When I returned home from a meeting held at the legislature on December 6, I read the hand-outs from the meeting. Understandably, some of the information appeared to be designed to persuade those in attendance that appointments to the judiciary were preferable to leaving it to the electorate. Indeed, the mythic trajectory depicted in “Judicial Selection in North Carolina 1776-2017” presented by Dean Brinkley and Professor John V. Orth gave me pause, especially the section on the 110 years between 1776-1886. It may have been a “Relatively tranquil period for judicial service” but for the enslaved of South and North Carolina, the iron grip of bondage was securely fastened by the legal system and upheld by the courts of this state giving birth to over 300 years of hell on earth.

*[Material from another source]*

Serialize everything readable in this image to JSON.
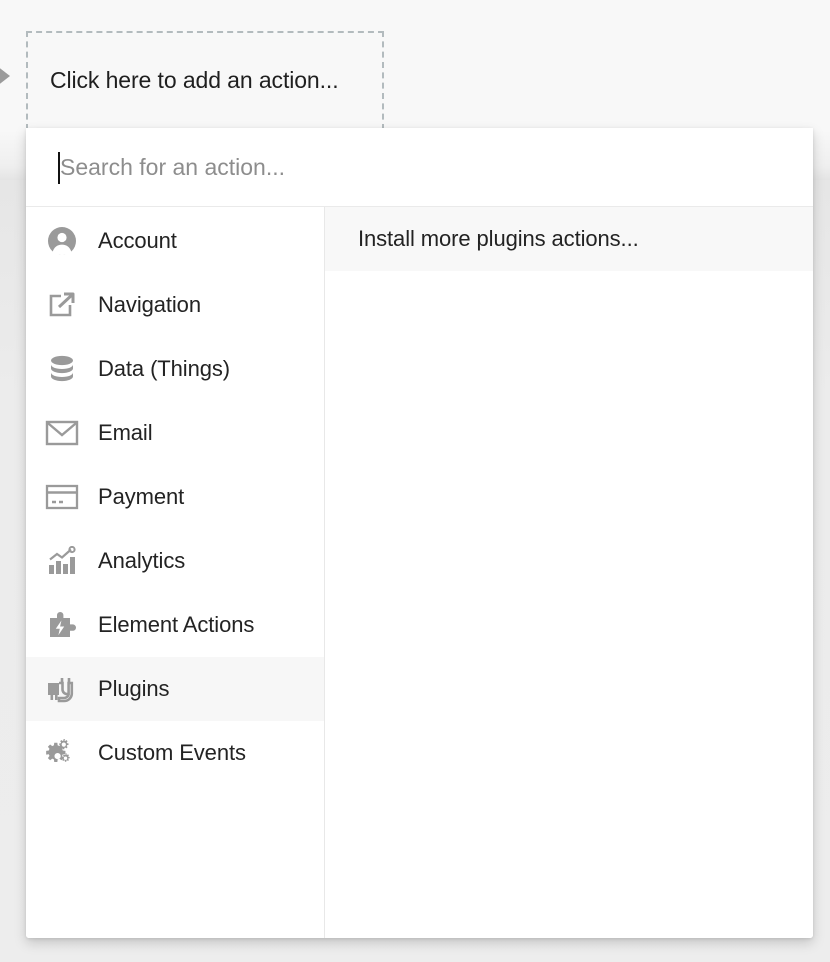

One of the justices during “the tranquil” period shown in the presentation piqued my curiosity. In researching Justice Ruffin, I came upon the following:
The ruling by Chief Justice Thomas Ruffin in 1830 in the case of North Carolina v. Mann upheld the law that slave owners were ruled to have absolute authority over their slaves and could not be found guilty of committing violence against them. On the other hand, he could not escape the fact that slavery was perfectly legal in North Carolina.
In contrast, while reading “Tuesday, February 11, 1868: The Day North Carolina Chose Direct Elections of Judges—A Transcript of the Debates from the 1868 Constitutional Convention”, I came across the comments by State Senator Abraham H. Galloway who was one of three Black senators and seventeen Black representatives in the North Carolina General Assembly in 1868 and a former enslaved person. He understood the necessity given the history of North Carolina’s judicial system to voice an affirmative on electing judges:
[A.H.] GALLOWAY (negro) favored election by the people. He said that he would make an assertion, and was personally responsible for it, that the Judiciary in New Hanover was a bastard born in sin and secession. In their eyes, it was a crime to be a black or loyal man. He said that the Judge of the Criminal Court had already sent men to the work-house merely to prevent their voting upon the ratification of the Constitution.
When it comes to selecting the judiciary in North Carolina, I agree with those gentlemen from the 1868 convention, both Black and White, “That Judges of the Supreme and Superior Courts should be elected by the people.”
The General Assembly of North Carolina should not be looking for ways to prevent the voices of all the people from being heard in the selection of our State Judges.